Sequential Thinking + Code Review

  • Reviewers can use sequential thinking to structure feedback.
  • "Thought 1: Code changes X. Thought 2: But this breaks case Y. Thought 3: Suggest fix..."

Common Pitfalls & How to Avoid Them

1. Over-Thinking Trivial Problems

  • Problem: Using sequential thinking for "What's the current date?"
  • Solution: Skip sequential thinking for simple, single-answer queries.

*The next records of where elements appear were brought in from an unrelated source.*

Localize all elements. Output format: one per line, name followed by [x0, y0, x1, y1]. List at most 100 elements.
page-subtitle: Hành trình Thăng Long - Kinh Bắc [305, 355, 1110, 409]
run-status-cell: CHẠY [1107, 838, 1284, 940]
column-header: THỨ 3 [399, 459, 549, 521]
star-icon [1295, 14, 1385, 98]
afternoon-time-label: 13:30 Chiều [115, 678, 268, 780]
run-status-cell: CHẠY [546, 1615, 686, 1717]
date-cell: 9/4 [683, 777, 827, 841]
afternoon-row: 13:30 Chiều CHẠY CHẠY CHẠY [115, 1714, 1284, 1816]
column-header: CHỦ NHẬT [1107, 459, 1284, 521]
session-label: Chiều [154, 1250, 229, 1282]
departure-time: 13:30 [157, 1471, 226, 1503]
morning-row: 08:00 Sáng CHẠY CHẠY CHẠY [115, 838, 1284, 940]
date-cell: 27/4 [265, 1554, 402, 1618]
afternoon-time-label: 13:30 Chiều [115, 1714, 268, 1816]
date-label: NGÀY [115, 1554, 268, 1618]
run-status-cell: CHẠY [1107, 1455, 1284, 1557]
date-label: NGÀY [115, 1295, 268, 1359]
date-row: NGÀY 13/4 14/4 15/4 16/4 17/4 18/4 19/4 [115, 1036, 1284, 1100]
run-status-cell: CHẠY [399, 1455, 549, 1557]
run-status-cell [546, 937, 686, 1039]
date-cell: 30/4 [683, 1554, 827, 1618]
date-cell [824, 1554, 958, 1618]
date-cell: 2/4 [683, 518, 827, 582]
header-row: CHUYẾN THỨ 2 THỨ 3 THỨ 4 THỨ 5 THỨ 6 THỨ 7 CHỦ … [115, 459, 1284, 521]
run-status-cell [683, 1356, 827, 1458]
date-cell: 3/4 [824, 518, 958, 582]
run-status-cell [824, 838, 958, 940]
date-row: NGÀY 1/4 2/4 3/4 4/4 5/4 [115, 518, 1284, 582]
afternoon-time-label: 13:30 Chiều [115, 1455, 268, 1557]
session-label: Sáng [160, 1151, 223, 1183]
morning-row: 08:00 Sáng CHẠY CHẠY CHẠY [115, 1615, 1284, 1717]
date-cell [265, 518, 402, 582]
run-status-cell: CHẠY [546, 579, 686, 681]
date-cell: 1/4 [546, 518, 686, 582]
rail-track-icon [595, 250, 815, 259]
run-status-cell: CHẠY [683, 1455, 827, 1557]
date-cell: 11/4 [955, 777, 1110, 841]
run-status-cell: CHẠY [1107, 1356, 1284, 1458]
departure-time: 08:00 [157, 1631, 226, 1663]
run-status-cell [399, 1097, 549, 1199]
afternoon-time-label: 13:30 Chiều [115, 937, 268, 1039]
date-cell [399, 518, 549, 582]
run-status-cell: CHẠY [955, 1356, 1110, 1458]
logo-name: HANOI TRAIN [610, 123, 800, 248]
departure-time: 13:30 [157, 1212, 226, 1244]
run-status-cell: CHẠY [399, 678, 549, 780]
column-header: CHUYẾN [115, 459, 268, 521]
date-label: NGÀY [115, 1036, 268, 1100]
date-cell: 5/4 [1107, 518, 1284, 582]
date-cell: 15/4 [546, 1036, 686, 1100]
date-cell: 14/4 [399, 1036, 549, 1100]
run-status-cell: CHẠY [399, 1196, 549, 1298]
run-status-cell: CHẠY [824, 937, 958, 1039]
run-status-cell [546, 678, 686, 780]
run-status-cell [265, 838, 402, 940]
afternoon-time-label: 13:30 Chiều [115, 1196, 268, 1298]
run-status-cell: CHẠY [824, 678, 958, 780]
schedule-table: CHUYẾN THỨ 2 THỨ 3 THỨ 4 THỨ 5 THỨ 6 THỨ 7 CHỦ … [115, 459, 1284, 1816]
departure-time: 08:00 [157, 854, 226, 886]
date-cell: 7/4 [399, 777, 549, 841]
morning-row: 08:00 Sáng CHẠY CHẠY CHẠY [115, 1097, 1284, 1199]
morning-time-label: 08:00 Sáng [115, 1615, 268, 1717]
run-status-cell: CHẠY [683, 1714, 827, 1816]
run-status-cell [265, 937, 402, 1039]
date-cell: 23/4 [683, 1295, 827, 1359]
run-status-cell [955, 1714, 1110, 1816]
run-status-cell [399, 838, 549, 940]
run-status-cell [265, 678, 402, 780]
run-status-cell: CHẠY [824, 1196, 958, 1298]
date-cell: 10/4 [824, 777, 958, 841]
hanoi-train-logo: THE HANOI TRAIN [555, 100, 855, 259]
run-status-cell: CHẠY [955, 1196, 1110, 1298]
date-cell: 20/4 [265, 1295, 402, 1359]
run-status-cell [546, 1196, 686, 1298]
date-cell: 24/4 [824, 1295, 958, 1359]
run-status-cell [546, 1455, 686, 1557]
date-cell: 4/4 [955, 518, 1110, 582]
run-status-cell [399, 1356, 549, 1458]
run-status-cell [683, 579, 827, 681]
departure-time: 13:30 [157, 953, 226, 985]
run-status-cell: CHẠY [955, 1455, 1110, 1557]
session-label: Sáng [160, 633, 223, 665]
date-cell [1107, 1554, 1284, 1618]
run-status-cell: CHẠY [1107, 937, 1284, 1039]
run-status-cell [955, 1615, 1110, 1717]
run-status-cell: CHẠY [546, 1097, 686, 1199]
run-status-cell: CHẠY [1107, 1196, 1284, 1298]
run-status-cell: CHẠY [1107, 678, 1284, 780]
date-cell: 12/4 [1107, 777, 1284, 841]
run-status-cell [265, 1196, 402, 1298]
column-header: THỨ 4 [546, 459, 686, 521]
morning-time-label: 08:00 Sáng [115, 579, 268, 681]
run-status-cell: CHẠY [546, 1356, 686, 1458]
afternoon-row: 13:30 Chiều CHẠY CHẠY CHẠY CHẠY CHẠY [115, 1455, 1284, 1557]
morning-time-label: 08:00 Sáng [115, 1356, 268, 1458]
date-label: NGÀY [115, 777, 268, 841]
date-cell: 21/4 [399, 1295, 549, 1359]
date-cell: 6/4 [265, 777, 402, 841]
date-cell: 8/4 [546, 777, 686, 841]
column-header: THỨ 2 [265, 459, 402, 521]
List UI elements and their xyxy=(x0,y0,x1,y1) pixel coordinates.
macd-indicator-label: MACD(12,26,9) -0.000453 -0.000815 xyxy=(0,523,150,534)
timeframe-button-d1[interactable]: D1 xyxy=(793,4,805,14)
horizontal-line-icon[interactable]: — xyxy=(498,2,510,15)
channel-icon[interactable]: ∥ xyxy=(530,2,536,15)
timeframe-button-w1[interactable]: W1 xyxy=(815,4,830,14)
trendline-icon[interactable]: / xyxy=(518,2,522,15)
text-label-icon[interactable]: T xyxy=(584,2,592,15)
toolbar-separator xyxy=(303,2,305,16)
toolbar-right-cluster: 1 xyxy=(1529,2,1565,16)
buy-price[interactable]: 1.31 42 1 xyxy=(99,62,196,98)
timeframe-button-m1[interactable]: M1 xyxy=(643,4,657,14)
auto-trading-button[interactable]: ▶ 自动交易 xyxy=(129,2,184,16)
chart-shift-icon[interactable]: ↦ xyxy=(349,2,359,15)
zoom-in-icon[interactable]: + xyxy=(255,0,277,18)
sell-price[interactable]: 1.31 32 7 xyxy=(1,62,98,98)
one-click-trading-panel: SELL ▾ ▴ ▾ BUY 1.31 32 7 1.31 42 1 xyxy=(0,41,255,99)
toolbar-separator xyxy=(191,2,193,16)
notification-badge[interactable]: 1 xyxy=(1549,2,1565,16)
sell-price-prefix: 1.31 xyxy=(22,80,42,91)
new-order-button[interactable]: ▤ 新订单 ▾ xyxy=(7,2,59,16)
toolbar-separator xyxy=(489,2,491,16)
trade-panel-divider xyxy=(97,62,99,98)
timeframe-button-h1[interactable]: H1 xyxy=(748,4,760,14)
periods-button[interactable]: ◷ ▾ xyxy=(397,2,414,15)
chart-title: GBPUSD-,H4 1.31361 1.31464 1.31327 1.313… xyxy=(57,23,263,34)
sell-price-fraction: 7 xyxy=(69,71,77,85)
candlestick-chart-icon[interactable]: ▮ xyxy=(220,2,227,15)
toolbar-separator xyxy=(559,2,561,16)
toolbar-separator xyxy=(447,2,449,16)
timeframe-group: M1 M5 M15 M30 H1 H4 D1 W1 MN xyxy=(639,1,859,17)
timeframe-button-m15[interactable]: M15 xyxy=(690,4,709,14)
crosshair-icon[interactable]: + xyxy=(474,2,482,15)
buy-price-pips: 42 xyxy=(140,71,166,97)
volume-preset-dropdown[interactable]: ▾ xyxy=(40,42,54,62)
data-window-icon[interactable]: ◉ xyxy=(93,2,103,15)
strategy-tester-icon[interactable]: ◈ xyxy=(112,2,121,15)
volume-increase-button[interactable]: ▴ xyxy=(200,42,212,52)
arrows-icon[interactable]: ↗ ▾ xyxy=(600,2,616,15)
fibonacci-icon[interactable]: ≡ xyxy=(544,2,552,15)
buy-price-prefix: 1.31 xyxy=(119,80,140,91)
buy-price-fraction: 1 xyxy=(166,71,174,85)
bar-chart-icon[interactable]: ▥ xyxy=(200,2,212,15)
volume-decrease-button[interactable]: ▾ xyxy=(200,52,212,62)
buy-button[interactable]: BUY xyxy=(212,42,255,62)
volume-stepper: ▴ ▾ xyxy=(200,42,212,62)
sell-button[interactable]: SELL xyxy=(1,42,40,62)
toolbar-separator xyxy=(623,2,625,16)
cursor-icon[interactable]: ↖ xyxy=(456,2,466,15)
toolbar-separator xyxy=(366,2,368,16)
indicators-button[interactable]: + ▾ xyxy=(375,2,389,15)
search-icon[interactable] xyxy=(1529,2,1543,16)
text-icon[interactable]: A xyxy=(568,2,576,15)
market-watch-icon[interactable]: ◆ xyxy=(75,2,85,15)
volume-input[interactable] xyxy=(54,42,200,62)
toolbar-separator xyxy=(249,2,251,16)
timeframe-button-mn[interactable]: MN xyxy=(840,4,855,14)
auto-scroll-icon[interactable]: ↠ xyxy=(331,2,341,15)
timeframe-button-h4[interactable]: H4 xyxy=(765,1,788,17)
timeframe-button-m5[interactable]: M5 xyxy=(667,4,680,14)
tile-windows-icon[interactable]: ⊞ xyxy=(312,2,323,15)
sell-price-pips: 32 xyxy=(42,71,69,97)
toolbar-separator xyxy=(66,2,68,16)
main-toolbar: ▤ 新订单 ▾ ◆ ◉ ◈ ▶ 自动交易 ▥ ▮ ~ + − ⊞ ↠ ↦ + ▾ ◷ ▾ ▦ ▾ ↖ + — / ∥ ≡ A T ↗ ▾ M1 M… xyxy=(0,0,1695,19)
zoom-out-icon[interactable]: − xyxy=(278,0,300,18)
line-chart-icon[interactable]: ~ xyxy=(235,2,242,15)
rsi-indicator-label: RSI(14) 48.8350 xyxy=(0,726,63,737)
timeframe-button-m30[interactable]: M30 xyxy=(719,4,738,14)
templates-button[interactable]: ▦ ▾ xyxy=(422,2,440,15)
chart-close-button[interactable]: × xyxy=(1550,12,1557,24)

2. Not Revising When Assumptions Break

  • Problem: Continuing with flawed assumptions instead of marking isRevision: true.
  • Solution: Immediately flag revisions when evidence contradicts your thinking.

3. Stopping Too Early

  • Problem: Setting nextThoughtNeeded: false before considering edge cases.
  • Solution: Always reserve 1–2 final thoughts for "What could go wrong?"

4. Ignoring Edge Cases

  • Problem: Solution works for the happy path but breaks on boundaries.
  • Solution: In final thoughts, explicitly list boundary conditions, error cases, concurrency, performance.

5. Too Many Branches

  • Problem: Branching into too many alternatives and losing track.
  • Solution: Limit to 2–3 main branches; merge insights by comparing them systematically.

6. Vague Thoughts

  • Problem: Thoughts are rambling or unclear.
  • Solution: Write thoughts as if explaining to a colleague; be concise and specific.

Real-World Integration

For AI Agents in Beastmode

Sequential thinking is essential for autonomous agents tackling complex tasks:

  • Before Implementation: Think through the entire solution first.
  • During Implementation: Reference the thinking plan to avoid scope creep.
  • During Testing: Use thinking to verify edge cases are covered.
  • On Failure: Revise thinking and iterate.

For Developers

  • Use sequential thinking when starting complex features or debugging.
  • Share your thinking with the team in code review comments.
  • Adjust thinking approach based on team feedback.

Survival Kit

  • Day 0: Read this skill and review the patterns.
  • Week 1: Use sequential thinking on your next complex task. Start with Pattern 1 (linear).
  • Week 2: Try Pattern 2 (revision) when you encounter assumption changes.
  • Week 3: Experiment with branching (Pattern 3) for design decisions.
  • Ongoing: Refine your thinking process based on what works for you.

Key Takeaways

  1. Think before acting: Invest in analysis to avoid rework.
  2. Iterate flexibly: Adjust your understanding as you learn.
  3. Catch edge cases: Spend final thoughts on validation.
  4. Branch thoughtfully: Explore alternatives without losing focus.
  5. Stop with confidence: Set nextThoughtNeeded: false only when ready.

Sequential thinking transforms scattered problem-solving into a methodical, documented process that leads to better designs, fewer bugs, and faster implementations.